「良いとは思うが、すぐには出来ない」
「すぐに全部はむりだから、少しづつやっていこう」
よく使われる言葉である。僕も使ってきた。
逃げ口上で使う場合もあるが、本気の場合もある。
良いとおもっているなら、何故、すぐにやらないのだろうか。
何故、少しづつではなく、全部やらないのだろうか。
結局のところ、本当に良いとは思ってないのだろうか。
なんとなく面倒くさいからだろうか。
こういった人の弱さに対しての、孟子の言葉は痛烈である。
毎日、隣の家の鶏を盗んでいる奴がいる。
そいつに、それは正しい行いではないと注意したら、
「分かった。

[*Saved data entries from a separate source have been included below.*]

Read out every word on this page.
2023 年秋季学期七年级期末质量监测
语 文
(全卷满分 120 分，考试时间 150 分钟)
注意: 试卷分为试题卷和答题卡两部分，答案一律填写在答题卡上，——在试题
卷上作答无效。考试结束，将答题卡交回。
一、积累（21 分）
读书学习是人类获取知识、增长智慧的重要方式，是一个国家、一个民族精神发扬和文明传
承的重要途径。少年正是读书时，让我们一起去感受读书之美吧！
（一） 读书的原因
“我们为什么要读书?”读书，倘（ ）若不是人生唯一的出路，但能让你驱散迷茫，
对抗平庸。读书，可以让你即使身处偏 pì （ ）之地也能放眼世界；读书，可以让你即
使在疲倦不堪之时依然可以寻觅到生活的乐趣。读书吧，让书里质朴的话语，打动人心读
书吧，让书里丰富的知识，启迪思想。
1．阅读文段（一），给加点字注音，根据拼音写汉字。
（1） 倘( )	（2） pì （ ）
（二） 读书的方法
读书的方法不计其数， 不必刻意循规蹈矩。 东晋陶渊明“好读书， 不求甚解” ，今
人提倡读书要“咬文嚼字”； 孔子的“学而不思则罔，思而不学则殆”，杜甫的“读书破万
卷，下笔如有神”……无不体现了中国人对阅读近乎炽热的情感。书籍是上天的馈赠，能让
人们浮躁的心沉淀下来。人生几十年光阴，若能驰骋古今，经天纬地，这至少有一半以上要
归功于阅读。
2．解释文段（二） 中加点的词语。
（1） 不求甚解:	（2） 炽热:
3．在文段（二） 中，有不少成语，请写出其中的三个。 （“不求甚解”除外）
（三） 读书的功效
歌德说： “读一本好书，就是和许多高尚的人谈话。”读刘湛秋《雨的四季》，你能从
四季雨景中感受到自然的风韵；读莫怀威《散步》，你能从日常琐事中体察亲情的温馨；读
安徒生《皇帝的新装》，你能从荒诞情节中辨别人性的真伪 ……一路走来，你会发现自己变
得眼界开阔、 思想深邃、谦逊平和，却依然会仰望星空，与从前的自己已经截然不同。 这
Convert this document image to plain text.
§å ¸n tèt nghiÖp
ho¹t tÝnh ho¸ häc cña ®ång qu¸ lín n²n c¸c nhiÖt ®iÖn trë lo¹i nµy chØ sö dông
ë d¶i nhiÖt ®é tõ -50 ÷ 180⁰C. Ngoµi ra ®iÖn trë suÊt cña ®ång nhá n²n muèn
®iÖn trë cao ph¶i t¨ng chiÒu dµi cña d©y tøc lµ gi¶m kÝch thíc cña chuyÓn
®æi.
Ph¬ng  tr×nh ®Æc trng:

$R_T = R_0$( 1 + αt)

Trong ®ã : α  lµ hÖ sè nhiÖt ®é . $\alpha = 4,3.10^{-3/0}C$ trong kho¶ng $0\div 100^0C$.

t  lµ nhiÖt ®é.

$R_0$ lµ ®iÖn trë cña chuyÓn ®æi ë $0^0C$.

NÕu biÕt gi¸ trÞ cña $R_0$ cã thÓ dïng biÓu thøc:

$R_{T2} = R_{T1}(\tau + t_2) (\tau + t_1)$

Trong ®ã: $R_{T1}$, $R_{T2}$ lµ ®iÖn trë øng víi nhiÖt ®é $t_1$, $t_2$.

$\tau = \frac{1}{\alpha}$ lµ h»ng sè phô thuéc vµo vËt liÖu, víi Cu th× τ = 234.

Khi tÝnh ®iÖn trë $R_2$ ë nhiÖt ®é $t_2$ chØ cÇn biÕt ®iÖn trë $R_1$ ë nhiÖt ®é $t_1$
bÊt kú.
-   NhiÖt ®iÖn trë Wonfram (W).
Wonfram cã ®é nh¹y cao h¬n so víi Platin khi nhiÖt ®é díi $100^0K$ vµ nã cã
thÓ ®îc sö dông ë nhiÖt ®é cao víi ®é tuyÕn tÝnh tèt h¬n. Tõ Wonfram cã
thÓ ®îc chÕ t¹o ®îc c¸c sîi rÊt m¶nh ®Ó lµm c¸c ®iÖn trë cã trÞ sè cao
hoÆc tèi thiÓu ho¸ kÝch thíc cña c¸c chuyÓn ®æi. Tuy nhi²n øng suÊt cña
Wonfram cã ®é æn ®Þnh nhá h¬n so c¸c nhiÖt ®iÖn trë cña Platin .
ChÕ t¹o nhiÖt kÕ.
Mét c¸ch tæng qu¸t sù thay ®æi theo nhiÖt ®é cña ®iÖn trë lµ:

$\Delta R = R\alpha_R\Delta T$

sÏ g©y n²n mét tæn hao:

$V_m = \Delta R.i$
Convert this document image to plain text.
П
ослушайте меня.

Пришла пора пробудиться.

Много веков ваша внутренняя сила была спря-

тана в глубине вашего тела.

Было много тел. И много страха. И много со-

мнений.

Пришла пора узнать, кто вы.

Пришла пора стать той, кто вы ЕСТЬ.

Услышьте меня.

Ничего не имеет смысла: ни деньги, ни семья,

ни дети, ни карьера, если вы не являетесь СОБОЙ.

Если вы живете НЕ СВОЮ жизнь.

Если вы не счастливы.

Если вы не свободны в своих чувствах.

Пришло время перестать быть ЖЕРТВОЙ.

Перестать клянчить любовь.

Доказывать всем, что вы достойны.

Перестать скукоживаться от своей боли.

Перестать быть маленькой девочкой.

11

しかし、すぐには止めることは出来ないから、鶏を盗むのは毎月一羽に減らすことにする。来年からは盗まないようにする」
と答えたという。
間違いをしていると分かったならば、すぐに間違いを止めるべきである。
良いと思いながら、それをすぐに実行しないのは、この泥棒と同じではないか。
返す言葉がない論理である。
しかし、それでも、なかなか善を行うことを急げない自分がいる。
しかし、また、これではいけないと思う自分がいる。
人生は、結局のところ、この二人の自分の闘いということなのか。
出典(明治書院)新釈漢文大系4『孟子』内野熊一郎著 222頁
滕文公章句下
孟子曰、今有人日攘其鄰之雞者、或告之曰、是非君子之道。曰、請損之、月攘一雞、以待來年、然後已。如知其非義、斯速已矣。何待來年。 孟子曰く、今、人、日々に其の鄰(となり)の雞(にはとり)を攘(ぬす)む者有らんに、或ひと之に告げて曰く、是れ君子の道に非らず、と。曰く、請ふ之を損して、月に一雞(いつけい)を攘(ぬす)み、以て來年を待ち、然(しか)る後に已(や)めん、と。如(も)し其の義に非ざるを知らば、斯(ここ)に速かに已(や)めんのみ。何ぞ來年を待たんや、と。